Scuotivento rabbrividì. Naturalmente lui non era ateo; sul Disco gli dei trattavano severamente gli atei. Le poche volte in cui disponeva di spiccioli, lui aveva sempre badato a lasciar cadere delle monete nelle casse del tempio, basandosi sul principio che un uomo aveva bisogno di tutti gli amici possibili. Ma di solito lui non importunava gli dei e sperava di non esserne importunato a sua volta. La vita era giù abbastanza complicata.
Tuttavia, c’erano due dei veramente terrificanti. Gli altri somigliavano agli umani, solo più in grande, amanti del vino, della guerra, delle puttane. Ma il Fato e la Signora erano agghiaccianti.

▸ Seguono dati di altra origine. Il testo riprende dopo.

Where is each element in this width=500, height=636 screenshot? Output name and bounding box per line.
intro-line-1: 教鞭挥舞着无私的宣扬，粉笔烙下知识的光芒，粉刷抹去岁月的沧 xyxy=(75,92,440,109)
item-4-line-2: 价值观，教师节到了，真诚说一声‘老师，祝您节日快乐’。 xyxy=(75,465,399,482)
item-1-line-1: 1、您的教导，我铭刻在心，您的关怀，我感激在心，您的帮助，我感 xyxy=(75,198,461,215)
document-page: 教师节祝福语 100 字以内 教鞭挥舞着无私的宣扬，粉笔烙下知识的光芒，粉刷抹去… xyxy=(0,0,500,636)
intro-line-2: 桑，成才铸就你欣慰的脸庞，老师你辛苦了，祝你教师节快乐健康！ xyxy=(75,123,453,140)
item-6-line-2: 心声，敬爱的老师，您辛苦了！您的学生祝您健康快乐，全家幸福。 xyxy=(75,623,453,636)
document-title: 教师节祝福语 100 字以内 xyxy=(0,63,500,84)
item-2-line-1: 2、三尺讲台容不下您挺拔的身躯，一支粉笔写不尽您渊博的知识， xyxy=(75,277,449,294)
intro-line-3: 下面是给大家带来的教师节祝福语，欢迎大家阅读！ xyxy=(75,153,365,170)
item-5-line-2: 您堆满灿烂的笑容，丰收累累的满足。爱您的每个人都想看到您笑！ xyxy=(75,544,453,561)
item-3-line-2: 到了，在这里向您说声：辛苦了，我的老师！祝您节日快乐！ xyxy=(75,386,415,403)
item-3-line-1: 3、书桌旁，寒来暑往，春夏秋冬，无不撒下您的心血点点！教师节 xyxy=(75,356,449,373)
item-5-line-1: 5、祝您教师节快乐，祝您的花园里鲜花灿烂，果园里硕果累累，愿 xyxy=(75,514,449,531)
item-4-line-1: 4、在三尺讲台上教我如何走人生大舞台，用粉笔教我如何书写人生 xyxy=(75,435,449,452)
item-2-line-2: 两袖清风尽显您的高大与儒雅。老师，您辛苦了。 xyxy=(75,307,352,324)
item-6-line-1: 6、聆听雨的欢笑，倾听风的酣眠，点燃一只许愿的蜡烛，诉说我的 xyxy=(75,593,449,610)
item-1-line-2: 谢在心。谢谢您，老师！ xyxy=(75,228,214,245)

A Ankh-Morpork, nel Quartiere degli Dei, il Fato aveva un tempietto di piombo, greve, dove i fedeli, sparuti e dagli occhi infossati, si radunavano nelle notti buie per compiere i loro riti, predestinati e inutili. Invece non esistevano templi dedicati alla Signora, benché ella fosse la dea più potente di tutta la storia della Creazione. Alcuni membri più audaci della Corporazione dei Giocatori una volta avevano tentato una forma di culto, nelle cantine più profonde della sede della Corporazione. E, tempo una settimana, erano tutti morti: vittime della miseria, di assassinio, o semplicemente della Morte.
Ella era la Dea Che Non Deve Essere Nominata. Coloro che la cercavano non la trovavano mai, eppure si sapeva che ella soccorreva quelli che si trovavano nel bisogno estremo. Però, a volte, non lo faceva. Era fatta così. Non le piaceva il tintinnio dei rosari, ma era attratta dal rumore dei dadi. Nessuno conosceva il suo aspetto, sebbene molte volte l’uomo che rischiava la vita al gioco, prendendo la sua mano di carte, si trovava a fissarLa dritto in faccia. Di tutti gli dei, Ella era al tempo stesso la più corteggiata e la più maledetta.
— Dalle mie parti non abbiamo dei — affermò Duefiori.
— Non è vero, sai — ribatté la Signora. — Tutti hanno gli dei. Solo non credete che siano tali.
Scuotivento si scosse. — Sentite — disse. — Non voglio sembrarvi impaziente, ma tra pochi minuti entreranno da quella porta e ci porteranno via per ucciderci.